When consumers close a door, marketers open a window.

Americans signed up in droves to stop junk mail, catalogs and telemarketers, so companies are taking a digital path to our cash -- e-mail. During the holidays, consumers were receiving four or more e-mails daily from some retailers.

It's easy to see why. E-mails generate $39.40 in sales per dollar of advertising, according to the Direct Marketing Association, a trade group that advises companies using data marketing.

"They're fantastic for retailers because they generate tons of money," said Chad White, a research director at marketing software company Responsys.

But with that payoff comes the risk of consumers once again opting out after reaching saturation. That's why companies such as Crutchfield electronics, Williams-Sonoma, Sephora and Home Depot are changing their e-mail marketing strategies by targeting customers with information of interest to them rather than sending out mass e-mails.

Customers are getting e-mails of welcome, birthday celebration, shopping-cart abandonment, or "come back, we miss you."

The tailored e-mails even outperform social media at driving customers. "Facebook and Twitter are superstars at starting conversations, contests and testimonials, but not e-commerce," White said.

E-mail is taking business away from more traditional advertising such as direct mail because it's cheaper and can be a form of constant communication, said Hal Stinchfield, CEO and founder of Promotional Marketing Insights in Orono.

Still, some think it's too constant.

"It's extremely obnoxious to receive multiple e-mails reminding me that I have items in a shopping cart.," said Stephanie Schultz of St. Paul. "Recently, I received three from Urban Outfitters all saying the same thing. 'Did you forget something?' No, I didn't forget. I just didn't want to buy it."

Stinchfield said the key is relevance without too much frequency. Savvy marketers know that messages sent too frequently can make customers bolt for the opt-out button.

Smart companies are monitoring the number of e-mails that customers open, the number of links they click on in the e-mail and their purchase patterns, he said.

But companies using targeted e-mails still need to feed the beast. The key to continued success is aggressively gathering more addresses. Bricks-and-mortar stores such as Macy's and Crate & Barrel now routinely ask customers at the checkout counter if they would like a receipt sent to an e-mail address.

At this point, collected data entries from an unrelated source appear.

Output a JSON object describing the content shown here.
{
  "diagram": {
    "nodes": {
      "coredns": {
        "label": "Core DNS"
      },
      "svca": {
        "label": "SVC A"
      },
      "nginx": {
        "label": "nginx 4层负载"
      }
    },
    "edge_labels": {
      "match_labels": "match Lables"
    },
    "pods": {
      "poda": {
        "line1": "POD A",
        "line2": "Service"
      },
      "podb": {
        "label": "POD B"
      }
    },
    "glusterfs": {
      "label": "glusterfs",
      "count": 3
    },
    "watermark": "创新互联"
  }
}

Other stores run sweepstakes to gather addresses. During the holidays J.C. Penney gave away millions of buttons with codes on the back for a holiday sweepstakes, as long as customers entered an e-mail or Facebook address to see if they had won.

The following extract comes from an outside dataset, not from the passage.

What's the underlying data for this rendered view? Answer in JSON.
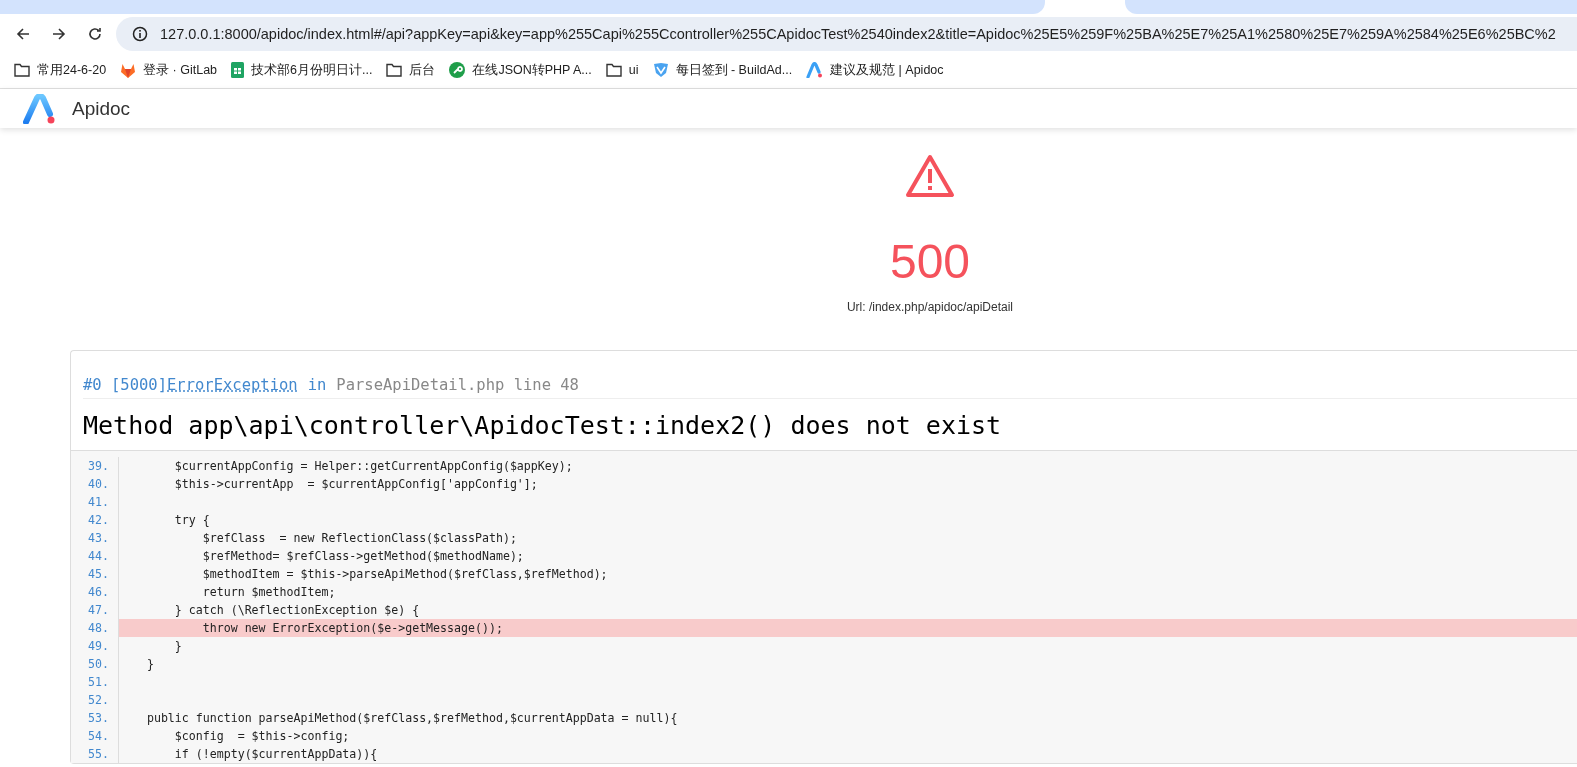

But collecting e-mail addresses by the gigabyte doesn't automatically translate into giganormous sales. Smart retailers are using "triggered" e-mails, White said. The shopping-cart-abandonment e-mail was the original form of triggering. Retailers sent out a vague reminder that a consumer had left something in the cart. They might even offer it at a discounted price.

Before Christmas, Todd Larson of Sauk Rapids searched for a subwoofer and a wiring kit at Crutchfield.com but decided to wait a few days before purchasing it. Within a couple of days he received an e-mail from Crutchfield that it would throw in the $30 wiring kit free if he bought the subwoofer. "I like getting targeted e-mails when they save me money," Larson said.

Sizing up the customer

Consumers can't count on getting a discount by putting an item in their shopping cart and then playing the waiting game, White said. Instead, many retailers are providing incentives by telling consumers exactly what they left in their cart with a lot of information about it.

For example, if a customer who clicked to a site via e-mail to browse HDTVs left without buying, a retailer using triggered marketing will send a follow-up e-mail a couple of days later that might explain the difference between LCD and LED TVs, provide features for the last one that the consumer checked, and list the top-rated and best-selling TVs.

The browse-based e-mail is like a salesperson trying to lure customers back by sizing them up. Are they early adopters or value customers? "Triggered e-mails have a 50 percent open rate and a conversion rate of 10 percent or more," said White. "They can generate 10 to 30 percent of sales revenue."

So why aren't all retailers doing it? It's a complicated system that requires a lot of data intelligence. Retailers need a lot of current data to be able to tell customers if the items they looked at are top sellers or highly rated, Stinchfield said. Still, retailers are expected to send 19 percent more e-mails in the next year.

Some retailers know that not all of us appreciate a watchful eye monitoring our online activity. "I think it's creepy," said Dawn Darner of Woodbury. "It's like Big Brother Box Store is watching."

She has given out her e-mail address to about five retailers to try to keep her privacy in check.

Marketing-averse consumers also should avoid giving out their mobile numbers. The next revolution will move from e-mail to mobile, Stinchfield said.

With nearly 96 percent of Americans expected to have smartphones by 2016, marketers will be texting us to get our attention. "They know that most of us always have our smartphone at the ready."